The Joffrey Ballet Brings A Modern Day 'Romeo & Juliet' To Life

May 3, 2014
Michelle Maywes


"For never was a story of more woe
Than this of Juliet and her Romeo"

It’s a classic tale, Shakespeare's tragedy, a story we've all heard so many times, told in so many different ways. The outcome is always the same, but knowing the heart wrenching ending never makes the journey any less thrilling. Forbidden young can happen in any time period, in any place where there is political or civil strife.

To close out their “Masters of Dance” season, the Joffrey Ballet has chosen a Romeo & Juliet by Polish choreographer Krzysztof Pastor, who sets the ill-fated couple in different decades spanning 20th-century Italy. The couple and their families begin in the 1930’s in black and white and pick up in a colorful, optimistic 1950’s before moving on to a darker 1990’s. Video imagery from each respective time period is projected onto the backdrop prior to each act, setting the tone for the scenes to come.

It’s a striking Romeo & Juliet, full of grace in all the right places with tension and conflict throughout. Fittingly, the most compelling were the fight and death scenes. While somewhat long, the drawn-out scenes often escalated violence to a level unexpected in story ballet. There were some interesting interpretations including a dramatic moment that leaves Juliet standing eerily alone among the still bodies of her community. The scene is repeated later in the piece with much gloom as the alluded deaths become actualized.

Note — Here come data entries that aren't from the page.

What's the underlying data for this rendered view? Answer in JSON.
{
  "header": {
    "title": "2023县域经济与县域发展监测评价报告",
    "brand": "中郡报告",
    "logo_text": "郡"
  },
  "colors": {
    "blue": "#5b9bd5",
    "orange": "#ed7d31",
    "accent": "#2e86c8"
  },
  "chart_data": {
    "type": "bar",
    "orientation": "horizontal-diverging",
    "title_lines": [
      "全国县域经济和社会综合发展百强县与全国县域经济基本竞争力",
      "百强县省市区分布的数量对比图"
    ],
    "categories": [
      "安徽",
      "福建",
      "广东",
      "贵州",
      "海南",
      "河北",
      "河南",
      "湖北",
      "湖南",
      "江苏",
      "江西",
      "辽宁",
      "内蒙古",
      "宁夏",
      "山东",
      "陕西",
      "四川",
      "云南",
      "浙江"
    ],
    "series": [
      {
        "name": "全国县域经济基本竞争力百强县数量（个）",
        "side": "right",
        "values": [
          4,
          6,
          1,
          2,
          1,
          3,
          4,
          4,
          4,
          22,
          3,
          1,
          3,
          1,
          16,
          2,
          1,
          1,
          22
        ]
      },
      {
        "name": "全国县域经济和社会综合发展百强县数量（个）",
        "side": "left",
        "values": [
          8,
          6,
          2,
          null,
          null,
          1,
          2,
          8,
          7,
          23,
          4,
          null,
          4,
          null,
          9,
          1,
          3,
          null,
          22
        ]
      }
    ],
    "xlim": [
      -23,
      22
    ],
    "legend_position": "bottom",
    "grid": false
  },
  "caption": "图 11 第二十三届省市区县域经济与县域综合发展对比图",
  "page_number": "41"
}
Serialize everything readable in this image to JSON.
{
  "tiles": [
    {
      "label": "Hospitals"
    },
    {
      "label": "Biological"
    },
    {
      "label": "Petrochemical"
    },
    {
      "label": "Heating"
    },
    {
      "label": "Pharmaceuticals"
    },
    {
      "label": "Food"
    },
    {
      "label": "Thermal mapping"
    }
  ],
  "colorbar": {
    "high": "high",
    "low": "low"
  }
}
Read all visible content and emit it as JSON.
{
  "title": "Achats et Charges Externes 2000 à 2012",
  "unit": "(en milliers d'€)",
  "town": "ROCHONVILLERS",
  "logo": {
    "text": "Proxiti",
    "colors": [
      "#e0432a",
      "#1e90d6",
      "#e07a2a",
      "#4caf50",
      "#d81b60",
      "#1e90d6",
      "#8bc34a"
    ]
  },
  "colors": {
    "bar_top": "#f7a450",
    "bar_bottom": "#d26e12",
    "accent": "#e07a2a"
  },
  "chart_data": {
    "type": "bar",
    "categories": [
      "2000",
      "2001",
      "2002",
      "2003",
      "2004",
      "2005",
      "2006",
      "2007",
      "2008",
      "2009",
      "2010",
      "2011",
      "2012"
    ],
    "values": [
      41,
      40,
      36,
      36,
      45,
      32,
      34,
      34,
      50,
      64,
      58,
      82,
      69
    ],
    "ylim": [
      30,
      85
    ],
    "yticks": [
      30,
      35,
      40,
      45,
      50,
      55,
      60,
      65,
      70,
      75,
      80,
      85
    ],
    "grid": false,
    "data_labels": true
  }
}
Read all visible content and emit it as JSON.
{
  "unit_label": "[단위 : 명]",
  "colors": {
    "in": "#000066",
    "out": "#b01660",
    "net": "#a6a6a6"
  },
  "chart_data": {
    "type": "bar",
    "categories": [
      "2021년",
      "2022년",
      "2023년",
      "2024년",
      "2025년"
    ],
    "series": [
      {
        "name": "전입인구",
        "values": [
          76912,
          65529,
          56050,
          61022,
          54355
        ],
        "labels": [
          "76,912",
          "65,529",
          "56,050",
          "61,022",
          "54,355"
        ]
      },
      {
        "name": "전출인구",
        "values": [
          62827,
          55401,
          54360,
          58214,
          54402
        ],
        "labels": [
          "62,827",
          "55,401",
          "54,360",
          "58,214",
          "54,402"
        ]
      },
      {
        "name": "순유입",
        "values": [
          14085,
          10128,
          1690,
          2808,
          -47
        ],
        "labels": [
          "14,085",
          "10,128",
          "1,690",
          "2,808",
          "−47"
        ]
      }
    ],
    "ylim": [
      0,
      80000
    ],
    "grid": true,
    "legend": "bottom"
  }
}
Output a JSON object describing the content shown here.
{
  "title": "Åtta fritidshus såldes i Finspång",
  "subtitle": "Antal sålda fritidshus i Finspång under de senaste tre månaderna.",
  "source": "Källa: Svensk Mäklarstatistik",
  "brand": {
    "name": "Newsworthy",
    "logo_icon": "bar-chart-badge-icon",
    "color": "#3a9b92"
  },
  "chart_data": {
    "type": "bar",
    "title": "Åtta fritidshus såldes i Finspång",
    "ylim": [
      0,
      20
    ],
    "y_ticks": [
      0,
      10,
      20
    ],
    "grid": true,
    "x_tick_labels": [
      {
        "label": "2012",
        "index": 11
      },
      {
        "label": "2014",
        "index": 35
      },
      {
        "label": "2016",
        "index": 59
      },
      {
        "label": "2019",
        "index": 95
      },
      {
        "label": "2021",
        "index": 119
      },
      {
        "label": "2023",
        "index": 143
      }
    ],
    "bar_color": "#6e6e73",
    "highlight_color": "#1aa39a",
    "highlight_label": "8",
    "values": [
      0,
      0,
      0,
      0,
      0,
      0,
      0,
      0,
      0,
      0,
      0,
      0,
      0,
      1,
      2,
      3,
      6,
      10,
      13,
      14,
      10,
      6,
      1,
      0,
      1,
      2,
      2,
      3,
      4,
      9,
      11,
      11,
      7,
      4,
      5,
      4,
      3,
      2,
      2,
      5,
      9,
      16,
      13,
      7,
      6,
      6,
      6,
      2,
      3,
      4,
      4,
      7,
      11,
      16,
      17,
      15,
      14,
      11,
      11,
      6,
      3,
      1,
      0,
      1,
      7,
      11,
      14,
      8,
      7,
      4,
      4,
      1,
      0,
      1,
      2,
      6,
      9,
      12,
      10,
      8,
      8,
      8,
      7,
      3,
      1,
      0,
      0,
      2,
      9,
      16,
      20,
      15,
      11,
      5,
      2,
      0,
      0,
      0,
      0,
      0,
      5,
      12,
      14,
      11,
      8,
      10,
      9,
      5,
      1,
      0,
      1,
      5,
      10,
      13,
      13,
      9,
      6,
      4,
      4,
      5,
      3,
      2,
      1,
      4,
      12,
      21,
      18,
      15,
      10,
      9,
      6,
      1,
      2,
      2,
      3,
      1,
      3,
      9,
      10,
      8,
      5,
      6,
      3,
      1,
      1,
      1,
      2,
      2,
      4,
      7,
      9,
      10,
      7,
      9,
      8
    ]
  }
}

As always, the Joffrey cast executed choreography perfectly and with much emotion. To tell such a literary story without any of the well-known words of Shakespeare requires skill, and they are just as much thespians as dancers.

The Joffrey Ballet's Romeo & Juliet is now playing at the Auditorium Theatre (50 E. Congress Pkwy.) through Sunday, May 11. Tickets are $31 to $50.